What time travel novels rarely consider
I’m a big fan of reading - I love novels. One of my favourite genres is time travel - give me a Connie Willis or a Jodi Taylor and I’m happy for days.
One of the problems I have with this type of literature is the way they deal with illness. Sure, characters in both Taylor and Willis novels have had to deal with The Plague - all time travel protagonists come face to face with the Black Death at some point or other. I’m semi-convinced that a decent portion of 14th century Europe actually comprises time travellers from the 21st century sent there as a plot device.
I’m referring to your common or garden type bacterial infection.

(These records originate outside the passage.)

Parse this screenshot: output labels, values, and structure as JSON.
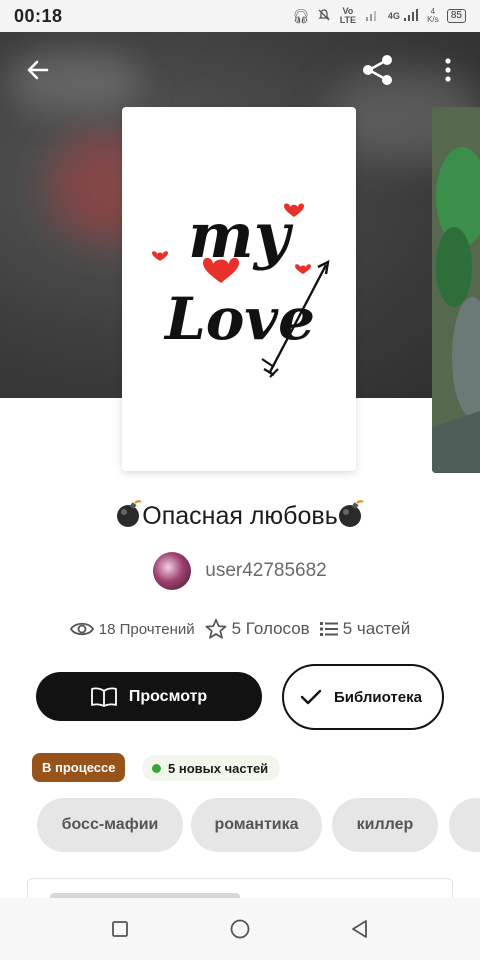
{
  "status_bar": {
    "time": "00:18",
    "network_labels": [
      "Vo LTE",
      "4G"
    ],
    "speed": "4 K/s",
    "battery": "85"
  },
  "header": {
    "icons": [
      "back-arrow-icon",
      "share-icon",
      "more-vertical-icon"
    ]
  },
  "story": {
    "title": "Опасная любовь",
    "title_emoji": "bomb-icon",
    "cover_text_line1": "my",
    "cover_text_line2": "Love",
    "author": "user42785682",
    "stats": {
      "reads": "18 Прочтений",
      "votes": "5 Голосов",
      "parts": "5 частей"
    }
  },
  "actions": {
    "read_label": "Просмотр",
    "library_label": "Библиотека"
  },
  "badges": {
    "status": "В процессе",
    "new_parts": "5 новых частей",
    "status_color": "#97531a",
    "new_dot_color": "#3aa33a"
  },
  "tags": [
    "босс-мафии",
    "романтика",
    "киллер"
  ],
  "nav_bar": {
    "icons": [
      "recent-apps-icon",
      "home-icon",
      "back-icon"
    ]
  }
}
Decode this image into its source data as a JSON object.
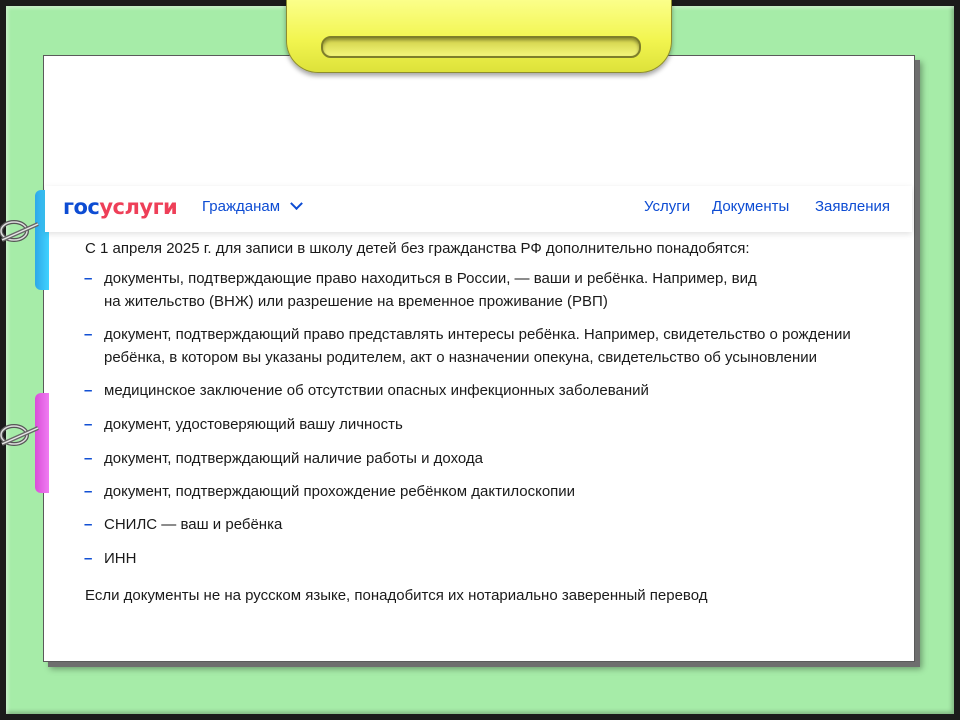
{
  "header": {
    "logo_part1": "гос",
    "logo_part2": "услуги",
    "nav_citizens": "Гражданам",
    "nav_services": "Услуги",
    "nav_documents": "Документы",
    "nav_applications": "Заявления"
  },
  "content": {
    "intro": "С 1 апреля 2025 г. для записи в школу детей без гражданства РФ дополнительно понадобятся:",
    "items": [
      {
        "line1": "документы, подтверждающие право находиться в России, — ваши и ребёнка. Например, вид",
        "line2": "на жительство (ВНЖ) или разрешение на временное проживание (РВП)"
      },
      {
        "line1": "документ, подтверждающий право представлять интересы ребёнка. Например, свидетельство о рождении",
        "line2": "ребёнка, в котором вы указаны родителем, акт о назначении опекуна, свидетельство об усыновлении"
      },
      {
        "line1": "медицинское заключение об отсутствии опасных инфекционных заболеваний"
      },
      {
        "line1": "документ, удостоверяющий вашу личность"
      },
      {
        "line1": "документ, подтверждающий наличие работы и дохода"
      },
      {
        "line1": "документ, подтверждающий прохождение ребёнком дактилоскопии"
      },
      {
        "line1": "СНИЛС — ваш и ребёнка"
      },
      {
        "line1": "ИНН"
      }
    ],
    "outro": "Если документы не на русском языке, понадобится их нотариально заверенный перевод"
  },
  "colors": {
    "frame_green": "#a6eca8",
    "clip_yellow": "#f2f550",
    "tab_blue": "#2ea8e8",
    "tab_pink": "#d94fd8",
    "gu_blue": "#0d4cd3",
    "gu_red": "#ee3f58"
  },
  "icons": [
    "chevron-down-icon",
    "ring-clip-icon"
  ]
}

Last week I developed a sinus infection - Nothing special, but it affected one of my dental nerves, applying incredible pressure, and it felt like I was having six teeth repeatedly torn in half simultaneously. As it only started to seriously hurt on Friday night, and doctors’ surgeries are closed of a weekend, I had to wait until Monday to obtain antibiotics.
It was possibly the worst three days of my life - despite a steady diet of co-codamol, ibuprofen, decongestants, and alcohol.

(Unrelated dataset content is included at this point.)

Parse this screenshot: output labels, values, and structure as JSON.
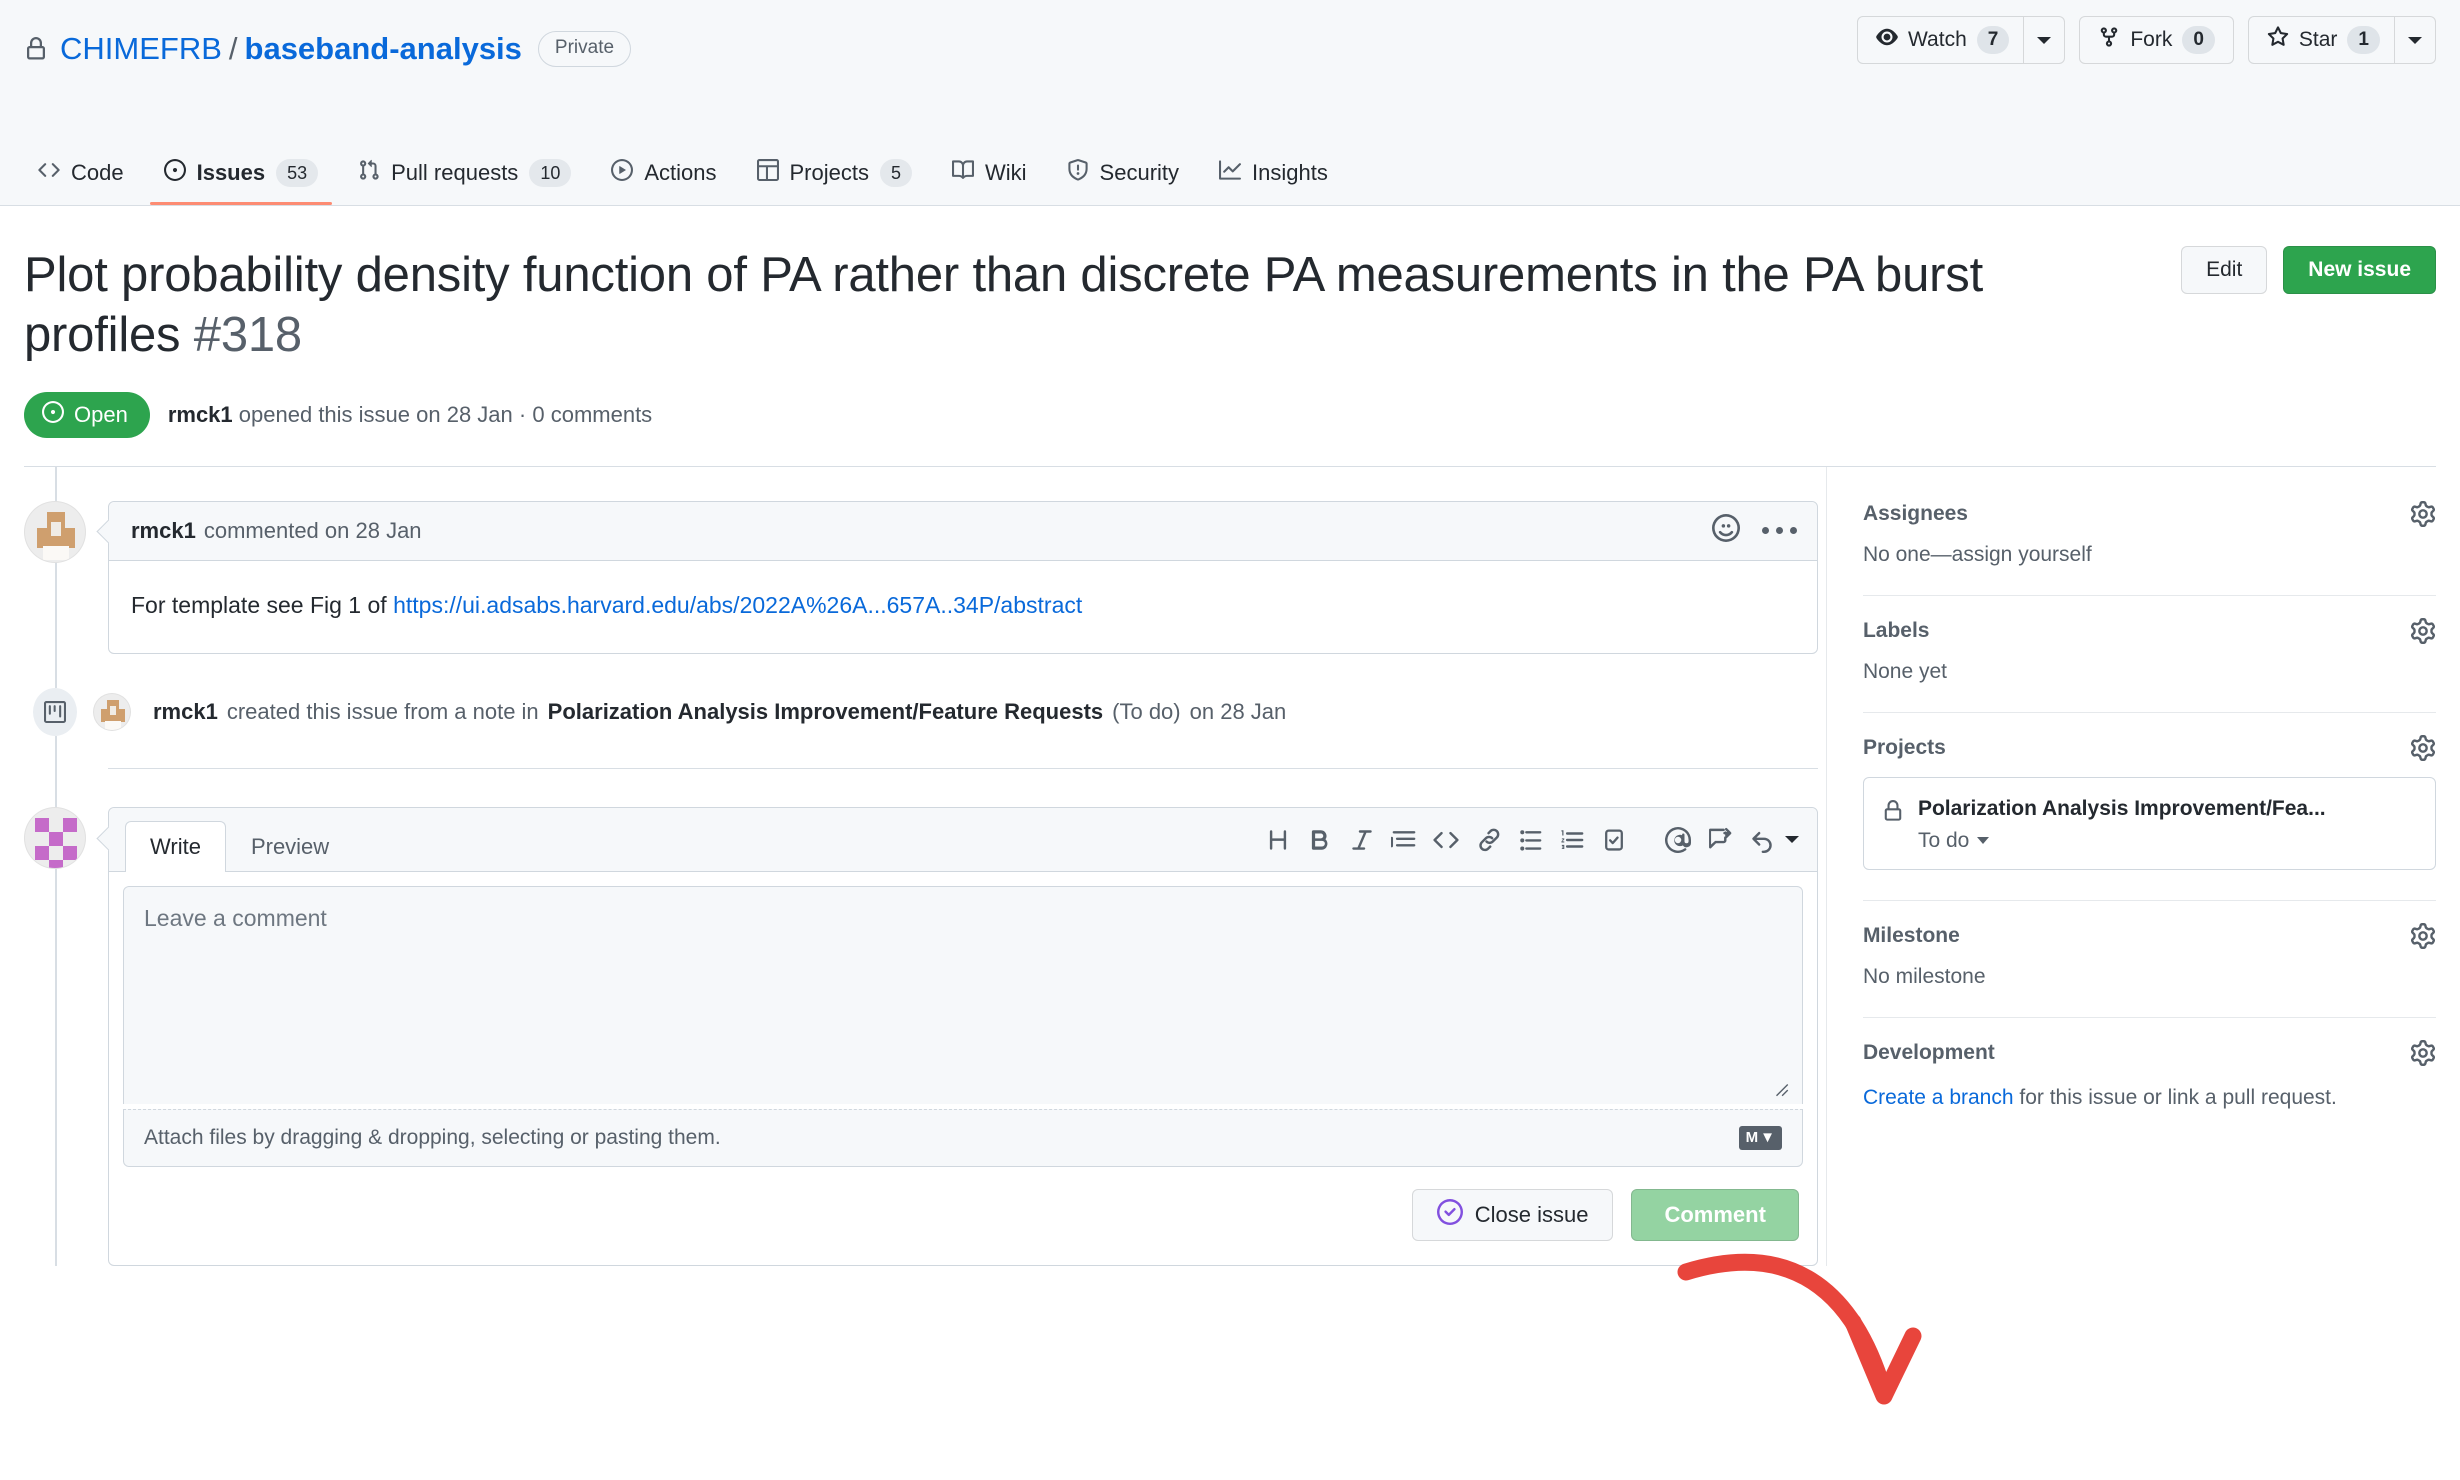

Prior to The discovery of antibiotics in 1928 and their widespread usage from the 1940s onwards, people must have just lived and died in pain and misery.
If someone offered me a time machine set to 200 years in the past along with a chestful of gold, I’d turn them down.

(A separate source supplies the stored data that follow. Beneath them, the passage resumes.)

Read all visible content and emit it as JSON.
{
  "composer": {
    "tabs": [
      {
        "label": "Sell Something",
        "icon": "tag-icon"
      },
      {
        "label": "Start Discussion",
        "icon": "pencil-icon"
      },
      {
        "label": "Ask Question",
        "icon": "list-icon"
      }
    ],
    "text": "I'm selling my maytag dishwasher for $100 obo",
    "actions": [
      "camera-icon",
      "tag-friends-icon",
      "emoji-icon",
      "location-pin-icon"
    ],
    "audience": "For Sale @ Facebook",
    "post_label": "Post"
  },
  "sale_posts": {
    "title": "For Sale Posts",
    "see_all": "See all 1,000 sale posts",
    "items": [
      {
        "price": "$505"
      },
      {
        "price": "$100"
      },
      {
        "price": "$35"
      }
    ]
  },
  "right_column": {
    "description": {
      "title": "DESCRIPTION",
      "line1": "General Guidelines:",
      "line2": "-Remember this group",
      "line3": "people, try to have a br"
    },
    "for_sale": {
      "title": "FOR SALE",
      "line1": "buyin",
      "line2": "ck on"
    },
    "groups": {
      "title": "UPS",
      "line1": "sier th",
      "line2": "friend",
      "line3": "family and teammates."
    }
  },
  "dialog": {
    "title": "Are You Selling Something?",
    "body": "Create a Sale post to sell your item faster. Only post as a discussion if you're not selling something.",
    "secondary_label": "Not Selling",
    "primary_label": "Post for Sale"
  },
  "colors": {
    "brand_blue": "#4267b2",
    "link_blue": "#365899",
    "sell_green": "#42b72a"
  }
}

I don’t fancy rubbing mouldy melon into my face in 1821 as I scream about the lack of decent painkillers and abundant syphilis before being shanked to death by some chimney sweep with testicle cancer and gonorrhoea. Oh - and I’d have died of septicaemia from a ruptured appendix when I was, like, 19.
Modern medicine (and the NHS ability to get you on a table in a hurry) - love it. Any time before 1940-ish would suck ass.